A New Programmatic Approach
In 2012, the World Bank renewed its commitment to the Government of Mexico through a new Programmatic Approach in Disaster Risk Management. A Programmatic Approach organizes different activities and projects under one overarching objective. It is designed to establish a more effective collaboration between the World Bank and Mexico’s government by allowing for flexibility and responsiveness to meet evolving needs within a particular subject. This ongoing partnership between Mexico’s government and the World Bank has served to increase the understanding of the country’s major disaster risk management levers; identify constraints and challenges that persist; and strengthen the capacity of key government stakeholders to advocate for, and implement, disaster preparedness and risk reduction measures.
This comprehensive approach is founded on three main pillars:
- Strengthening Mexico’s existing disaster risk management systems.
- Supporting disaster and climate resilience activities across a wide range of sectors.
- Fostering collaboration, exchanges and partnerships around disaster risk management within the region and beyond.
Pillar 1: Strengthening Mexico’s existing disaster risk management systems
Under Pillar 1, the Government of Mexico and the World Bank seek to deepen understanding and broaden integration of disaster risk reduction measures in federal investments and improve monitoring and evaluation of financial protection strategies against disasters. They also aim to strengthen the capacity of state-level governments to assess, understand and manage fiscal disaster risk. Some activities involved in this process include:
- Analyzing the Federal Government’s investments in prevention and disaster risk reduction over a five-year period.
- Assessing the use of hazard and risk information - including geo-spatial, financial, actuarial and socio-economic information - in the Federal Government’s decision-making on disaster risk prevention and reduction.
- Assessing the impacts of investments through a number of case studies, as in the case study of Tabasco (see below).
- Formulating a strategy for integrated disaster risk financing at the subnational level through the development of a joint catastrophe risk transfer mechanism for Mexican States.

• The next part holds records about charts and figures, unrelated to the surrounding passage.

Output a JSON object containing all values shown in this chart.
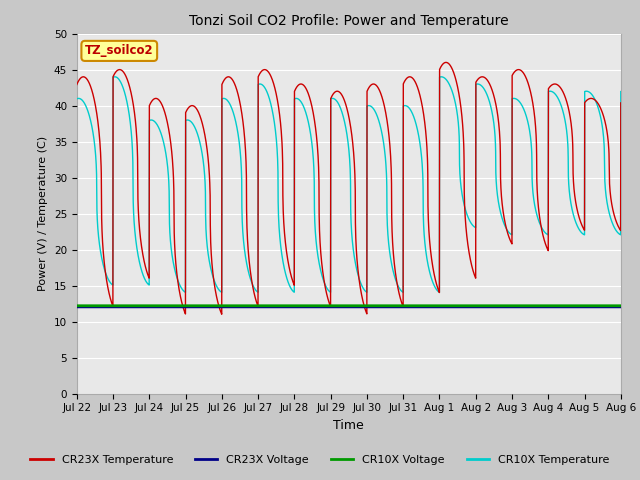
{
  "title": "Tonzi Soil CO2 Profile: Power and Temperature",
  "xlabel": "Time",
  "ylabel": "Power (V) / Temperature (C)",
  "ylim": [
    0,
    50
  ],
  "yticks": [
    0,
    5,
    10,
    15,
    20,
    25,
    30,
    35,
    40,
    45,
    50
  ],
  "annotation_text": "TZ_soilco2",
  "annotation_color": "#bb0000",
  "annotation_bg": "#ffff99",
  "annotation_edge": "#cc8800",
  "bg_color": "#e8e8e8",
  "plot_bg": "#e8e8e8",
  "fig_bg": "#c8c8c8",
  "grid_color": "#ffffff",
  "xtick_labels": [
    "Jul 22",
    "Jul 23",
    "Jul 24",
    "Jul 25",
    "Jul 26",
    "Jul 27",
    "Jul 28",
    "Jul 29",
    "Jul 30",
    "Jul 31",
    "Aug 1",
    "Aug 2",
    "Aug 3",
    "Aug 4",
    "Aug 5",
    "Aug 6"
  ],
  "cr23x_temp_color": "#cc0000",
  "cr23x_volt_color": "#000088",
  "cr10x_volt_color": "#009900",
  "cr10x_temp_color": "#00cccc",
  "voltage_level": 12.0,
  "legend_labels": [
    "CR23X Temperature",
    "CR23X Voltage",
    "CR10X Voltage",
    "CR10X Temperature"
  ],
  "legend_colors": [
    "#cc0000",
    "#000088",
    "#009900",
    "#00cccc"
  ]
}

Disaster Risk Reduction and Prevention: The Case of Tabasco
In 2007, following the debilitating floods in Mexico’s state of Tabasco, President Felipe Calderon pledged to rebuild. Through the National Water Commission (CONAGUA), the federal government and the government of Tabasco worked together to design and implement the Integrated Hydraulic Plan of Tabasco (PHIT for its acronym in Spanish) which included short and medium term measures to reduce the risk of floods. These measures involved improving the overall hydraulic infrastructure of the state, optimizing the use of water resources and relocating the population to areas less prone to flooding.